Earlier this week Steph Haggard examined what the mystery of the missing oil might mean for North Korea’s pattern of trade (and by extension how big a blow the closure of the Kaesong Industrial Complex might be for North Korea). Today I examine how the mystery of the missing oil might impact North Korea’s balance of payments and by extension Kim Jong-un’s confidence in wreaking havoc.
As Steph noted, the basic issue is that China has stopped reporting oil exports to North Korea, but a variety of anecdotal evidence points away from the notion that China has actually ceased exporting oil to the DPRK. KOTRA has guesstimated that in 2014 China supplied North Korea with 500,000 tons. The graph below illustrates the China-North Korea trade balance under three scenarios: no oil exports (i.e. the published data from the Chinese customs authority); the KOTRA estimate of 500,000 tons held constant but the value of oil exports reflecting the drop in global oil prices in 2015; and the KOTRA 2014 estimate in value terms held constant (which would imply an increase in the volume Chinese oil exports to North Korea).

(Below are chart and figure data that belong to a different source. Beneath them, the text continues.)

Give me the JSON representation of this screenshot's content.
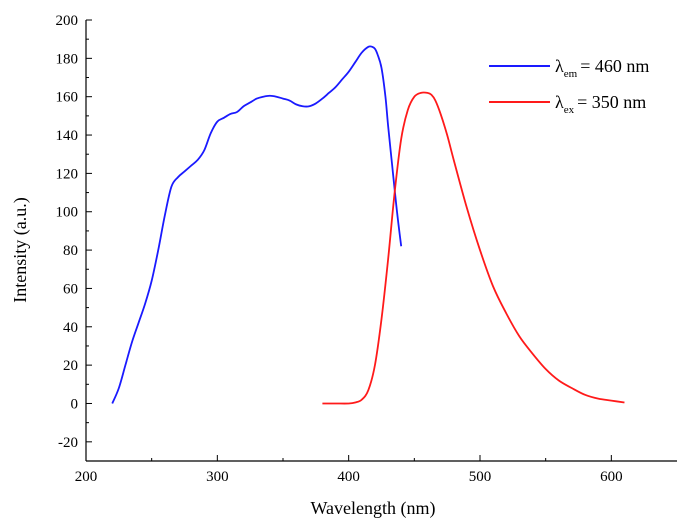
{
  "chart_data": {
    "type": "line",
    "xlabel": "Wavelength (nm)",
    "ylabel": "Intensity (a.u.)",
    "xlim": [
      200,
      650
    ],
    "ylim": [
      -30,
      200
    ],
    "x_ticks": [
      200,
      300,
      400,
      500,
      600
    ],
    "y_ticks": [
      -20,
      0,
      20,
      40,
      60,
      80,
      100,
      120,
      140,
      160,
      180,
      200
    ],
    "x_tick_labels": [
      "200",
      "300",
      "400",
      "500",
      "600"
    ],
    "y_tick_labels": [
      "-20",
      "0",
      "20",
      "40",
      "60",
      "80",
      "100",
      "120",
      "140",
      "160",
      "180",
      "200"
    ],
    "grid": false,
    "legend_position": "top-right",
    "series": [
      {
        "legend_symbol": "λ",
        "legend_subscript": "em",
        "legend_value": "= 460 nm",
        "color": "#1a1aff",
        "x": [
          220,
          225,
          230,
          235,
          240,
          245,
          250,
          255,
          260,
          265,
          270,
          275,
          280,
          285,
          290,
          295,
          300,
          305,
          310,
          315,
          320,
          325,
          330,
          335,
          340,
          345,
          350,
          355,
          360,
          365,
          370,
          375,
          380,
          385,
          390,
          395,
          400,
          405,
          410,
          415,
          418,
          420,
          422,
          425,
          428,
          430,
          433,
          436,
          438,
          440
        ],
        "y": [
          0,
          8,
          20,
          32,
          42,
          52,
          64,
          80,
          98,
          113,
          118,
          121,
          124,
          127,
          132,
          141,
          147,
          149,
          151,
          152,
          155,
          157,
          159,
          160,
          160.5,
          160,
          159,
          158,
          156,
          155,
          155,
          156.5,
          159,
          162,
          165,
          169,
          173,
          178,
          183,
          186,
          186,
          185,
          182,
          175,
          160,
          145,
          125,
          105,
          93,
          82
        ]
      },
      {
        "legend_symbol": "λ",
        "legend_subscript": "ex",
        "legend_value": "= 350 nm",
        "color": "#ff1a1a",
        "x": [
          380,
          390,
          400,
          405,
          410,
          415,
          420,
          425,
          430,
          435,
          440,
          445,
          450,
          455,
          460,
          463,
          466,
          470,
          475,
          480,
          490,
          500,
          510,
          520,
          530,
          540,
          550,
          560,
          570,
          580,
          590,
          600,
          610
        ],
        "y": [
          0,
          0,
          0,
          0.5,
          2,
          7,
          20,
          44,
          75,
          110,
          138,
          153,
          160,
          162,
          162,
          161,
          158,
          151,
          140,
          127,
          102,
          80,
          61,
          47,
          35,
          26,
          18,
          12,
          8,
          4.5,
          2.5,
          1.5,
          0.5
        ]
      }
    ]
  }
}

In the first scenario, North Korea’s trade deficit with China fell to $190 million in 2015. If we assume that China has continued to ship the same volume of oil and its transaction price reflects the movement in the world prices, North Korea’s trade deficit with China is $455 million in 2015. If we assume that China kept the value of exports constant, then there is lots of oil in North Korea, which might be good for domestic inflation and might be appreciated by donju automobile owners, but the imported oil would generate a $690 million deficit. In short, how much oil is being shipped to North Korea and on what terms is a non-trivial issue for the North Korean balance of payments. In the unlikely scenario that China really wasn’t exporting oil to North Korea, the money that North Korea was earning at KIC (about $130 million) would finance most of its $190 bilateral deficit with China, and the closure of KIC would be a major blow. In the other scenarios, its closure just makes a bad situation worse.

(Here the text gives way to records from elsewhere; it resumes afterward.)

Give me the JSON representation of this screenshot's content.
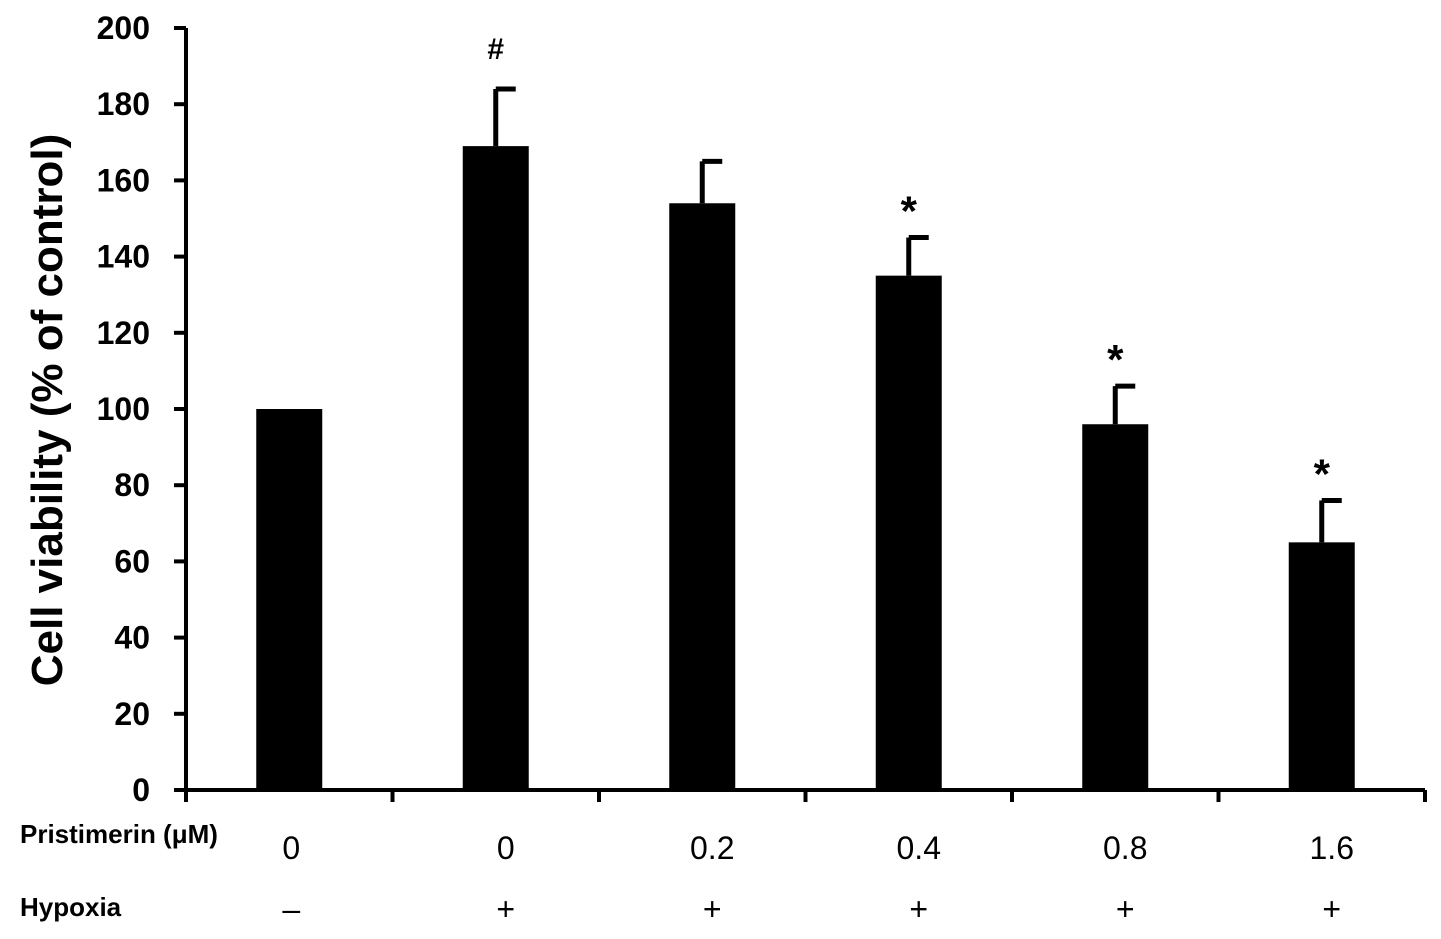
{
  "chart_data": {
    "type": "bar",
    "ylabel": "Cell viability  (% of control)",
    "ylim": [
      0,
      200
    ],
    "yticks": [
      0,
      20,
      40,
      60,
      80,
      100,
      120,
      140,
      160,
      180,
      200
    ],
    "grid": false,
    "bar_color": "#000000",
    "rows": [
      {
        "label": "Pristimerin (μM)",
        "values": [
          "0",
          "0",
          "0.2",
          "0.4",
          "0.8",
          "1.6"
        ]
      },
      {
        "label": "Hypoxia",
        "values": [
          "–",
          "+",
          "+",
          "+",
          "+",
          "+"
        ]
      }
    ],
    "values": [
      100,
      169,
      154,
      135,
      96,
      65
    ],
    "errors": [
      0,
      15,
      11,
      10,
      10,
      11
    ],
    "annotations": [
      "",
      "#",
      "",
      "*",
      "*",
      "*"
    ]
  }
}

But oil is not the only commodity whose price is falling. Coal accounts for more than 40 percent of North Korea’s exports to China. And as I discussed in a previous post, increasing volumes, made possible by Vietnam exiting the market, have partly offset the impact of falling prices. We can’t really construct a true index of the terms of trade, since we don’t know the true volume or price of Chinese oil exports to North Korea. But we can compare movements in the price of North Korean coal sold to China to movements in the world price of oil.

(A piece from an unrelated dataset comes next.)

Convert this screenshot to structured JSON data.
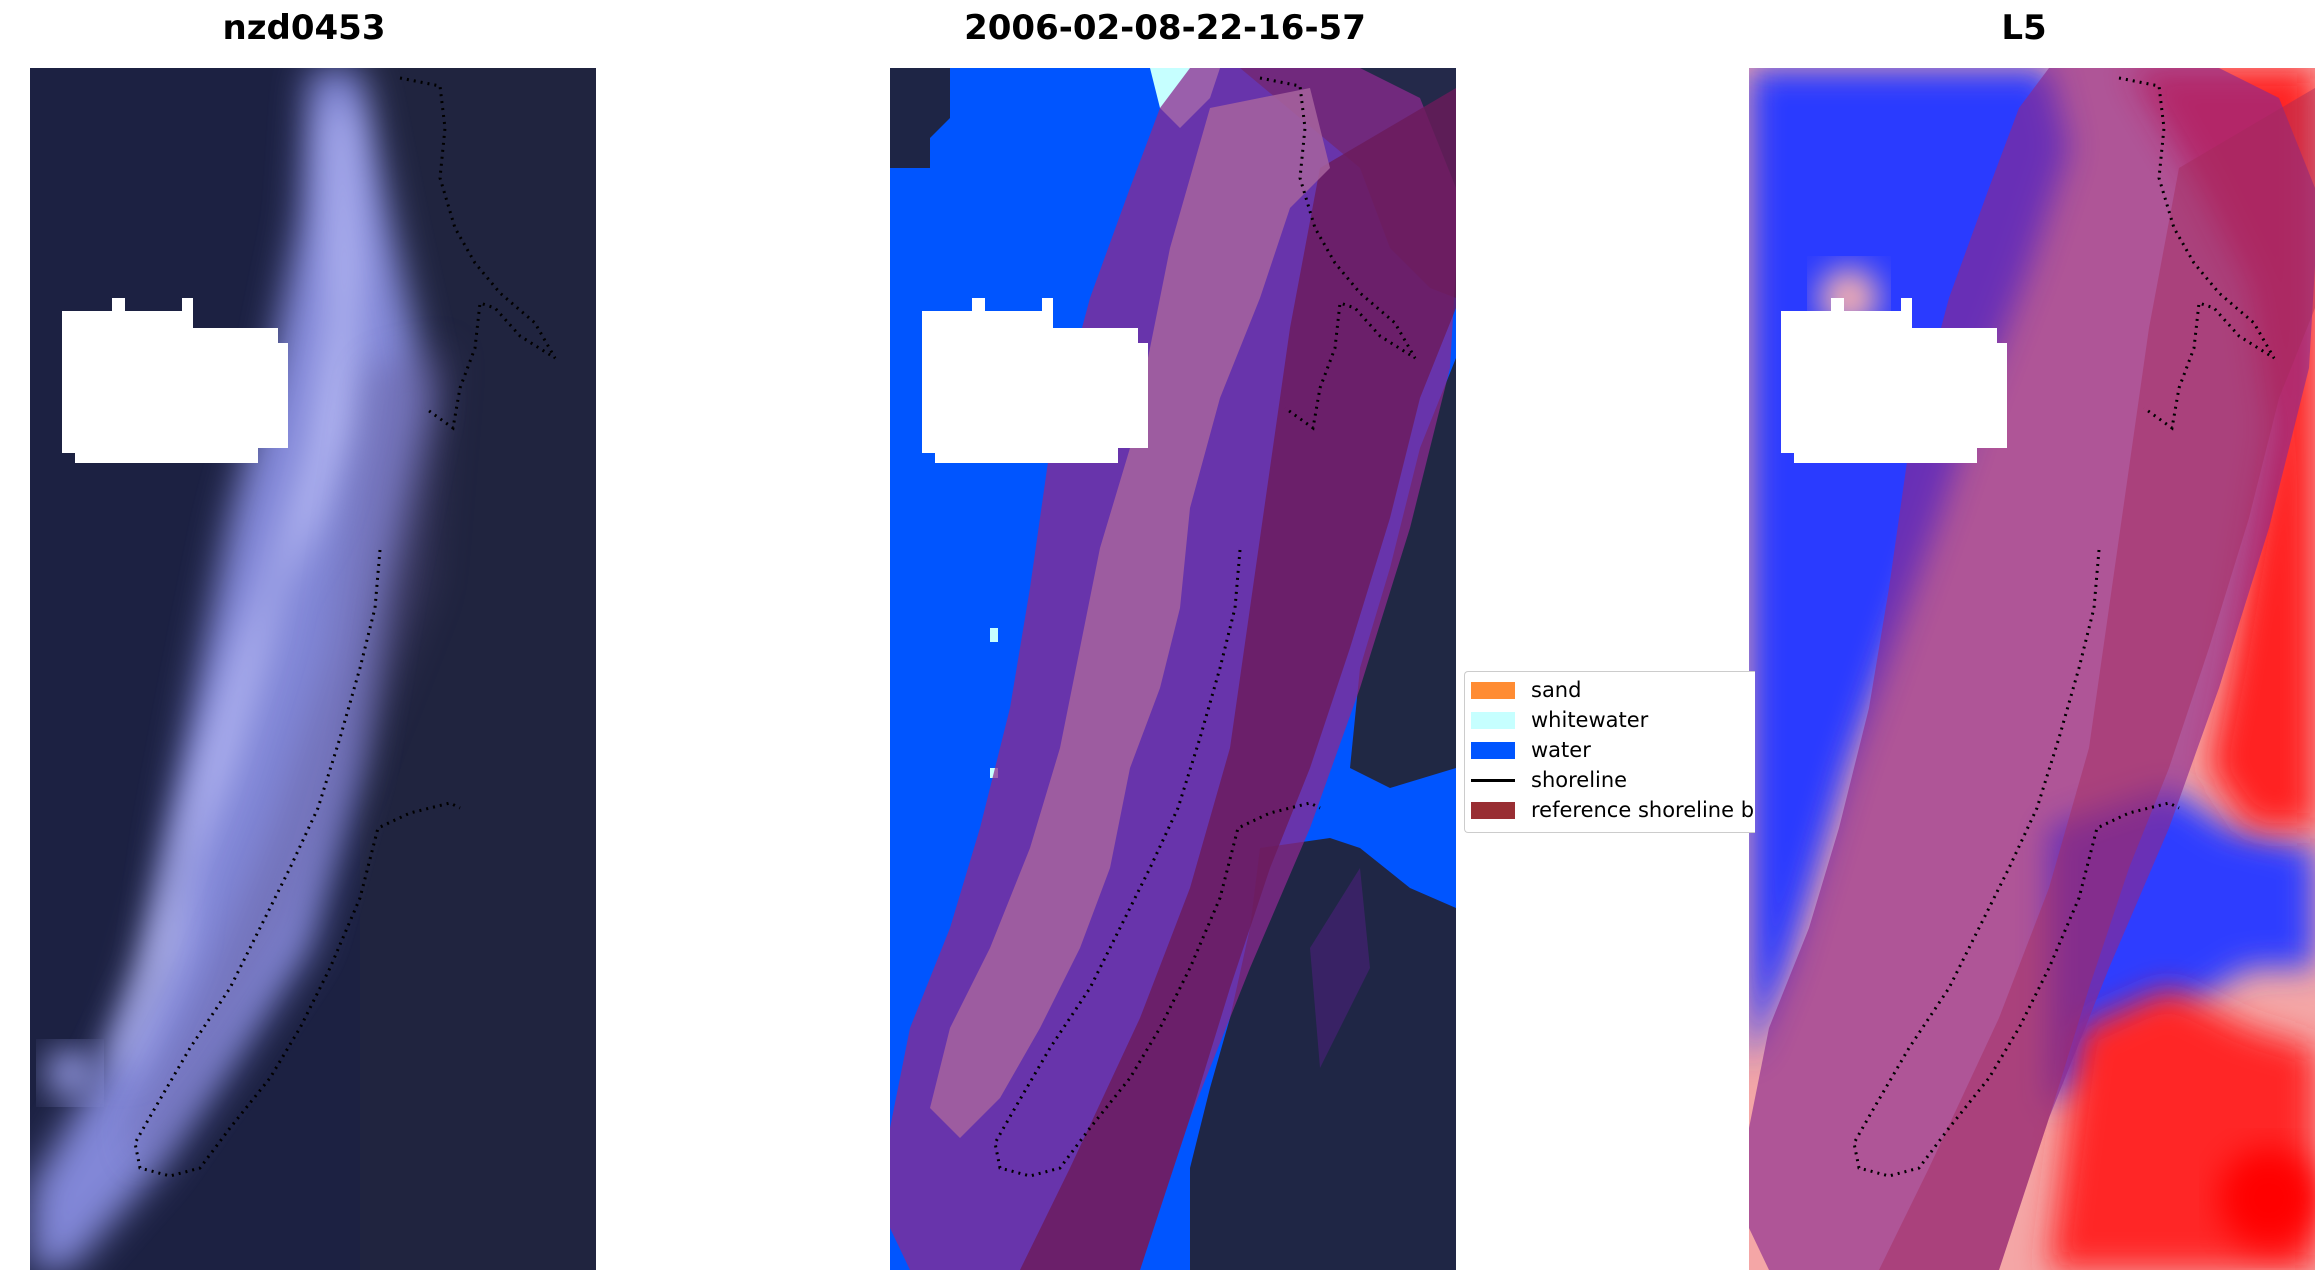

If anything, this simple terms of trade indicator suggests that North Korea’s terms of trade with China has actually been improving—the price of its major export (coal) has been falling more slowly than what is widely believed to be its major import (oil). As a consequence, if China is, as the anecdotal evidence suggests, continuing to ship oil to North Korea, paying for it has actually been getting easier, especially in the last few months. Perhaps that helps to explain Kim Jong-un’s friskiness. That is until Park Geun-hye knocked a $130 million hole in his budget.